ABU DHABI // As Pance Naumov settles into his new job at New York University Abu Dhabi this week, the task ahead of him sounds simple: to make a powder that glows blue when you squeeze it and fire a laser at it.
First, though, he has a bigger question to answer. Why, exactly, do the powders he works with glow under certain circumstances?
And when they do, what is it about them that makes them glow yellow, for example, rather than green?
The answers to these questions could have useful implications in the highly specialised field of sensor technology.
Dr Naumov, who is originally from the Republic of Macedonia, had already been working on them for some years in his previous post at Osaka University in Japan.
For a long time, he and his colleagues, led by José Lopez-de-Luzuriaga from the University of la Rioja, and Antonio Laguna from the University of Zaragoza, have been able to make metal-organic compounds that, when excited with a laser and put under pressure, give out green and red light.
Now, with research published in September's Journal of the American Chemical Society, they have yellow, too.
That means a third colour that can be used as a signal, either to show how much pressure is being applied to the material, or whether a particular gas is present.
Pressure sensors are all around us, controlling and monitoring thousands of everyday applications - in gears, vehicles or in packaging materials.
They can also be used to measure indirectly other variables, such as the flow of fluids or gases, speed, water levels and altitude.
When different pressures are applied, the luminescent material lights up a different colour; the broader the palette of available colours, the more precise information the sensor can indicate.
"This gives more control and more possibilities for application in the real world," said Dr Naumov.
The researchers were able to tune the luminescent colour of their materials by reassembling and altering the chemical bonds between tiny bimetallic clusters, each consisting of two atoms of gold and two of silver.
Using a property of gold known as aurophilicity - the tendency of gold atoms to clump together with weak gold-to-gold bonds - and another phenomenon called halogen bonding - the interaction between a halogen atom (such as fluorine, chlorine, bromine and occasionally iodine) and a "Lewis base" such as gold or silver to assemble the bimetallic clusters into linear chains.
By controlling the length of the chains, they were able to control the way they responded to pressure and gas. A longer chain gives off light with a longer wavelength - meaning light further towards the red end of the spectrum.
"Think of it as sewing beads on a thread - each bead is one gold-silver cluster, each of which consists of two atoms of gold and two atoms of silver," said Dr Naumov.
Previously, the researchers had managed to make single clusters, giving green light, or many clusters within the same chain, giving red.
Now they have managed to modify the ligand - the organic, halogen-containing substance that donates charge to the metal, which is what allows it to light up.
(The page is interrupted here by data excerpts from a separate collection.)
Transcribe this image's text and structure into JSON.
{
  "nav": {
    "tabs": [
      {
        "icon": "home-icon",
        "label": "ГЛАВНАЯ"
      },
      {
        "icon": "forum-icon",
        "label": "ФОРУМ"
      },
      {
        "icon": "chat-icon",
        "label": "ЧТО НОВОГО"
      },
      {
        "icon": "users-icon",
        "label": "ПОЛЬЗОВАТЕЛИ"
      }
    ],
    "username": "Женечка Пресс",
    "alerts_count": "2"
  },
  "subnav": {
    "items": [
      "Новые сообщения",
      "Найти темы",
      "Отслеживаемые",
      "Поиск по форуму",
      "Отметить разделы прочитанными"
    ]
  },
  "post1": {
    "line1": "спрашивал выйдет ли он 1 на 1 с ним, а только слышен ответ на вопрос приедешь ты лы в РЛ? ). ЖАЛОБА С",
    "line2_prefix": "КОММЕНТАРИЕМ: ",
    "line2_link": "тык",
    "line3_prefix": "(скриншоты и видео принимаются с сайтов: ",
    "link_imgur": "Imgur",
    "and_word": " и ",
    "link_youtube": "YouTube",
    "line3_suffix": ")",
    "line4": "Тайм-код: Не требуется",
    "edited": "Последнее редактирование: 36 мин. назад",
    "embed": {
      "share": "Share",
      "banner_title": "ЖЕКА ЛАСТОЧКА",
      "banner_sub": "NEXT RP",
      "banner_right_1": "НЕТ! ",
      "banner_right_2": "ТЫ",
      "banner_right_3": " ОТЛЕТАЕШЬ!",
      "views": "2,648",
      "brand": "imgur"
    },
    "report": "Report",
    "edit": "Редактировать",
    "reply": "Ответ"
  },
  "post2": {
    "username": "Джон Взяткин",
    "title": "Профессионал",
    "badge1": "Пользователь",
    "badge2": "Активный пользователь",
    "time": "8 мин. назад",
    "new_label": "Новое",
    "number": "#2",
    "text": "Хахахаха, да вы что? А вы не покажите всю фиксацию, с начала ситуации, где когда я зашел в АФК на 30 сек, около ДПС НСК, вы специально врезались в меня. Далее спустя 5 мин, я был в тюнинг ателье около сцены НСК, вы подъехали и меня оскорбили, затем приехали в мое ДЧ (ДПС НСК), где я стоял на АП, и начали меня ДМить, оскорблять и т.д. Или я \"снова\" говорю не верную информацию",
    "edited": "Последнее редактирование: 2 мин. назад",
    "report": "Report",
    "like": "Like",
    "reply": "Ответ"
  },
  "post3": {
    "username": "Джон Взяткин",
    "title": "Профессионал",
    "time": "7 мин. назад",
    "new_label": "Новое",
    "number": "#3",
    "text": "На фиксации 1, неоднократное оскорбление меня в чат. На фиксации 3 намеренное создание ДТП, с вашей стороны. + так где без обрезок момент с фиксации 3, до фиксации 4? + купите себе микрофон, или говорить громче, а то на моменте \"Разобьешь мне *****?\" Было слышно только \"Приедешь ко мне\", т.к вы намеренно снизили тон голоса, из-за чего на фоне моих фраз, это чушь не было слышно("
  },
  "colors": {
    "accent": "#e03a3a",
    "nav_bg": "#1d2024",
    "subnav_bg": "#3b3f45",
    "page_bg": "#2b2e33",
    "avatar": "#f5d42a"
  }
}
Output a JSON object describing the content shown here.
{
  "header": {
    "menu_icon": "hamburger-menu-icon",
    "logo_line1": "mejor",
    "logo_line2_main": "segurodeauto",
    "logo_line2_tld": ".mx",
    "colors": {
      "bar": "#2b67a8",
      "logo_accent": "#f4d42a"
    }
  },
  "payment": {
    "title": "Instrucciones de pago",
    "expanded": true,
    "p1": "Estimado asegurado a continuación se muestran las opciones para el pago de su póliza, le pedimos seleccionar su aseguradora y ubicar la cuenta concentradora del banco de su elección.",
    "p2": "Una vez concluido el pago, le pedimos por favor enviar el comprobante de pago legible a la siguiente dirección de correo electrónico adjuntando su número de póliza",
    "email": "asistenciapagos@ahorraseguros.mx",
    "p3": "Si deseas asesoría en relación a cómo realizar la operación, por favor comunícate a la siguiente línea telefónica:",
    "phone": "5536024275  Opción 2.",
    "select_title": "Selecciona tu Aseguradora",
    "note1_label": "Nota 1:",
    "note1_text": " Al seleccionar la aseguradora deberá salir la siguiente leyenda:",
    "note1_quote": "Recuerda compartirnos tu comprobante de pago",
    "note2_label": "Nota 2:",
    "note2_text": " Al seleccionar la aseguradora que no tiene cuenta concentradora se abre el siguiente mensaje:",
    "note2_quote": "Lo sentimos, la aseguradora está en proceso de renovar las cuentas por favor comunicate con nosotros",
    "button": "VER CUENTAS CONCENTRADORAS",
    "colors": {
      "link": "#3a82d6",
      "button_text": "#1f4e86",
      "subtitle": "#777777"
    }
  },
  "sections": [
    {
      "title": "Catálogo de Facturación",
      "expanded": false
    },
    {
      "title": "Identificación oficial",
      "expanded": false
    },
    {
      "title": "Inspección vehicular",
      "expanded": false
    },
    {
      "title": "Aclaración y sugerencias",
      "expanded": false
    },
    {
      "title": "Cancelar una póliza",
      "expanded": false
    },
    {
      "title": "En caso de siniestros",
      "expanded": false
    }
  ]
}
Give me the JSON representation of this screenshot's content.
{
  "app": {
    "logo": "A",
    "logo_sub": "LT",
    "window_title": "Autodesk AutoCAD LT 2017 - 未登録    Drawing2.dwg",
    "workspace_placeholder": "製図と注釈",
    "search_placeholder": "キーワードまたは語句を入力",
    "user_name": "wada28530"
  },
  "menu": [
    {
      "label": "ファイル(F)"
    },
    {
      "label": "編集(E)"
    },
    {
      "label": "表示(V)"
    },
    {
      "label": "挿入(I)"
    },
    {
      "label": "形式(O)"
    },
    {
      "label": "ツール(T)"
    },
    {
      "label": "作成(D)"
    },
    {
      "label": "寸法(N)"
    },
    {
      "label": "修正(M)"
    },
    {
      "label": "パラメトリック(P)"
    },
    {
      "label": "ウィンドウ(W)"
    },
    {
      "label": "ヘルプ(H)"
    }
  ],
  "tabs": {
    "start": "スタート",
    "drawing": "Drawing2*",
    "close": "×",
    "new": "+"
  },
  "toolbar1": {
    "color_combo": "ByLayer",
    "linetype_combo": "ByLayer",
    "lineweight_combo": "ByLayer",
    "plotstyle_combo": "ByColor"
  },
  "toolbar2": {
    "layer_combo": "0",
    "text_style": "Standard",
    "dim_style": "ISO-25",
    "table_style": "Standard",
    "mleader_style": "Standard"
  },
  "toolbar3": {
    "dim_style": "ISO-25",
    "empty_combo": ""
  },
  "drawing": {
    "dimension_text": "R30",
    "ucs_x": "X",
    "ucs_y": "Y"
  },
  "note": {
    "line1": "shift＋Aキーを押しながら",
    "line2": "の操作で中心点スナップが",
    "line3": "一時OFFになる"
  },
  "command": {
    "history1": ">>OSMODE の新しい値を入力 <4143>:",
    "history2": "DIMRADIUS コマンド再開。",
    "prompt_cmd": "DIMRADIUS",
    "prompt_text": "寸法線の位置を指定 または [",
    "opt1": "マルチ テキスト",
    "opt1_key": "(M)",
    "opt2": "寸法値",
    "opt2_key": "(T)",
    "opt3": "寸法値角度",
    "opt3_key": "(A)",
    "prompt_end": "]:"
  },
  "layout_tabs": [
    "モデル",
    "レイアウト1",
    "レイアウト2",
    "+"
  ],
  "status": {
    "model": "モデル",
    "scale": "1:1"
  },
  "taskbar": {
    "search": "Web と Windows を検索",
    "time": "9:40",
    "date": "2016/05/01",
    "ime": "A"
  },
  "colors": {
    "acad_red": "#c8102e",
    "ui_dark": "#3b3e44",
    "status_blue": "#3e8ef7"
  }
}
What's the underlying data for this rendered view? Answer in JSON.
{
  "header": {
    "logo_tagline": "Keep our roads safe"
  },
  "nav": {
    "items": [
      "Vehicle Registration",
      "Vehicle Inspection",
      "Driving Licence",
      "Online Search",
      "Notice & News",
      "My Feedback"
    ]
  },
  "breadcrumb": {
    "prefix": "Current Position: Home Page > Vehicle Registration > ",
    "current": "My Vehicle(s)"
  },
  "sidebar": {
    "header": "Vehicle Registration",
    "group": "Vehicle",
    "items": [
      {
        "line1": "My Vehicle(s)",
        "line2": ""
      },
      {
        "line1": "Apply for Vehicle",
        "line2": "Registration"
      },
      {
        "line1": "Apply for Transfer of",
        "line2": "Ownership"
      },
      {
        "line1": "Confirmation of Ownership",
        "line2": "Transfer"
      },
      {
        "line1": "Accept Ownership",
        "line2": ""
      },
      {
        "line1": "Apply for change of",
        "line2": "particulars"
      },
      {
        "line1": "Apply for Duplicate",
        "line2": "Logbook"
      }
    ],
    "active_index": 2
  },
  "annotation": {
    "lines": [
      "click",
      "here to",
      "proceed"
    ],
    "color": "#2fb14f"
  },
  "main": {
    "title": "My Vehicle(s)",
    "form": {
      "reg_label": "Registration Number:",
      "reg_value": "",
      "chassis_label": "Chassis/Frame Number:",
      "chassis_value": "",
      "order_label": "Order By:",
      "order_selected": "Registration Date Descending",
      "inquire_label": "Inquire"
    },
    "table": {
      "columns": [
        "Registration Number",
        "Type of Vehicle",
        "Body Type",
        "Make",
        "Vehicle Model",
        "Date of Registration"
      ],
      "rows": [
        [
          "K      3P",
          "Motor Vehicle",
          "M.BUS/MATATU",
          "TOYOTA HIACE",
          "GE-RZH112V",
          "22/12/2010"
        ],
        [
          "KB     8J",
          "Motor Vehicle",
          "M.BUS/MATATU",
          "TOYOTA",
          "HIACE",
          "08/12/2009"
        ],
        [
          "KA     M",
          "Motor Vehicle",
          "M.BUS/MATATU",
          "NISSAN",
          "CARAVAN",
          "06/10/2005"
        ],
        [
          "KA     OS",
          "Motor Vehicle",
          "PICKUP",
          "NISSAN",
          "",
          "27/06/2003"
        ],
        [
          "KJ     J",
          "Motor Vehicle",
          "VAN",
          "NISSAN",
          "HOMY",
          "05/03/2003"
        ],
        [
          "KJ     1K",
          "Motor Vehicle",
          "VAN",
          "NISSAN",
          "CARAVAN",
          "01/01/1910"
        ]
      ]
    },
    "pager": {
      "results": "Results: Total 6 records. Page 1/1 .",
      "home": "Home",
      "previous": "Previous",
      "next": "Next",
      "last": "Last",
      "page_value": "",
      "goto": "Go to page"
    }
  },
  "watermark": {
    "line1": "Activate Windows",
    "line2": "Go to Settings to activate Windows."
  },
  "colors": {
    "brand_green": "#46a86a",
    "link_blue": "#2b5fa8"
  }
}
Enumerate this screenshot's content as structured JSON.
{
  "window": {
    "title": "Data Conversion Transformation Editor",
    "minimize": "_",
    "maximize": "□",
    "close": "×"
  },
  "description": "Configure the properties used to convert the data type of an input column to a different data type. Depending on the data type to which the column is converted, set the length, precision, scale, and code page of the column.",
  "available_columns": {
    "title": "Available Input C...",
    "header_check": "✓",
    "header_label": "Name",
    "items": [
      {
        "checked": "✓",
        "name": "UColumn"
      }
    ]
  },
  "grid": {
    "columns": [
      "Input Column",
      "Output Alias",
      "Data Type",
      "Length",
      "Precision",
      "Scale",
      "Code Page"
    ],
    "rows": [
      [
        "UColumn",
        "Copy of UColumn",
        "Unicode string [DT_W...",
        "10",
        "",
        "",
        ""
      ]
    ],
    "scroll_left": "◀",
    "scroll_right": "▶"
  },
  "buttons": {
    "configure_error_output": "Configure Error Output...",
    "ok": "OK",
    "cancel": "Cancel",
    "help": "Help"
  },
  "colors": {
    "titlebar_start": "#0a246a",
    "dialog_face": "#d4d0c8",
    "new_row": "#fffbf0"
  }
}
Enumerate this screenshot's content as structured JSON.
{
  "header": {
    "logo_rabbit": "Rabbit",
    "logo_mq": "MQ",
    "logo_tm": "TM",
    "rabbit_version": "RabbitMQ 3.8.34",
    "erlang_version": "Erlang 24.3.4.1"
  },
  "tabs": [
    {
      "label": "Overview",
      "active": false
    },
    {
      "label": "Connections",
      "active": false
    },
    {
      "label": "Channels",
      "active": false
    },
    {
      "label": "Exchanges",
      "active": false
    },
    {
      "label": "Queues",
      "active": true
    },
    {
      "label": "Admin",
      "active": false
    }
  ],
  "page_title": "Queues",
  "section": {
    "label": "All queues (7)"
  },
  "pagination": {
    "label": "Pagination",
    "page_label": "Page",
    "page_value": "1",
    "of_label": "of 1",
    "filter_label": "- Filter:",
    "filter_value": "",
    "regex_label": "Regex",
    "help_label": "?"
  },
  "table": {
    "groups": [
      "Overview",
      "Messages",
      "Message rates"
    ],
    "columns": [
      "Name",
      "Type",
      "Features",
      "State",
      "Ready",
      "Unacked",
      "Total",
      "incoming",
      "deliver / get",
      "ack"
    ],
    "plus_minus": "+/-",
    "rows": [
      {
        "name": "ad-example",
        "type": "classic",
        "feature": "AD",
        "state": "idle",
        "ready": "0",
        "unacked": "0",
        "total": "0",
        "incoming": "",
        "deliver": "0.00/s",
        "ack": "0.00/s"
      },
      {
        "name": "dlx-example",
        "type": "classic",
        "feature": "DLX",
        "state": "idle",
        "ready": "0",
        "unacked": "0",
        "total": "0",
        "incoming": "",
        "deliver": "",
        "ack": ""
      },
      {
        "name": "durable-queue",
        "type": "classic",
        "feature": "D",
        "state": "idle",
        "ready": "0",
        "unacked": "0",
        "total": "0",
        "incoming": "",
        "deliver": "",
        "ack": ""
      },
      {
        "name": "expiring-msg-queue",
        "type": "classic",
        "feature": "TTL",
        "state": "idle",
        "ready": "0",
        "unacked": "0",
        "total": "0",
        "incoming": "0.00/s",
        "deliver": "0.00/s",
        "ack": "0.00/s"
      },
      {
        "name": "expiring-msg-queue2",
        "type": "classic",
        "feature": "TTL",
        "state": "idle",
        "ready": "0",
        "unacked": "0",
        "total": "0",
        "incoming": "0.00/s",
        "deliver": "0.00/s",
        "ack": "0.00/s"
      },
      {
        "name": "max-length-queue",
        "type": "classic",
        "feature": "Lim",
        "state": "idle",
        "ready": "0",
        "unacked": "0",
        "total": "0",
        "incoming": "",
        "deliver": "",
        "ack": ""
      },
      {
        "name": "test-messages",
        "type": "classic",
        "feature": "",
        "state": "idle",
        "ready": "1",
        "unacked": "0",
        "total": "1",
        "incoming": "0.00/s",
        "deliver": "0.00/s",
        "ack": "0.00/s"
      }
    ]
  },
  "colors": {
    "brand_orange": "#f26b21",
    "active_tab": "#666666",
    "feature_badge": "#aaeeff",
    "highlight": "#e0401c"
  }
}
By using a ligand with a differently positioned halogen atom, they made a third structure - two clusters joined together, like a cartoon dumbbell - that emits a different colour of light from the other two.
Their usefulness in sensors comes from a curious property: under simple mechanical force - grinding, for example - or exposure to an organic vapour such as acetonitrile, the substances can be made to flip between the three structures.
Different structure, different coloured glow - so looking at the colour tells you what pressure it is under, or whether a particular gas is present. That gives it a wide range of potential applications; it could be used, for example, to detect pollutants near a factory after a chemical spill.
It would be built into sensor devices, as a tablet-shaped node of powder with a laser pointed at it. When the laser is switched on, if organic vapours are present the tablet would glow different colours depending on the amount of a gas present.
There is much work to be done, though, and Dr Naumov is still unclear exactly what is happening when the material is excited. Nor does he know why the different structures glow different colours.
He will try to get his answer by shining ultrashort pulses of laser light on the materials, using X-ray pulses to get high-resolution images of what is happening to the atomic structure of the material as it changes hue. The hope is that knowledge will lead Dr Naumov to his holy grail: blue. Blue light is often tricky; it has a shorter wavelength and is more energetic than red or green. Once researchers work out what's going on in the compounds, the hope is he will know how to get it to shine blue.
"We would like to have sensors that emit as many colours as possible," he said. "The more colours, the more possibilities."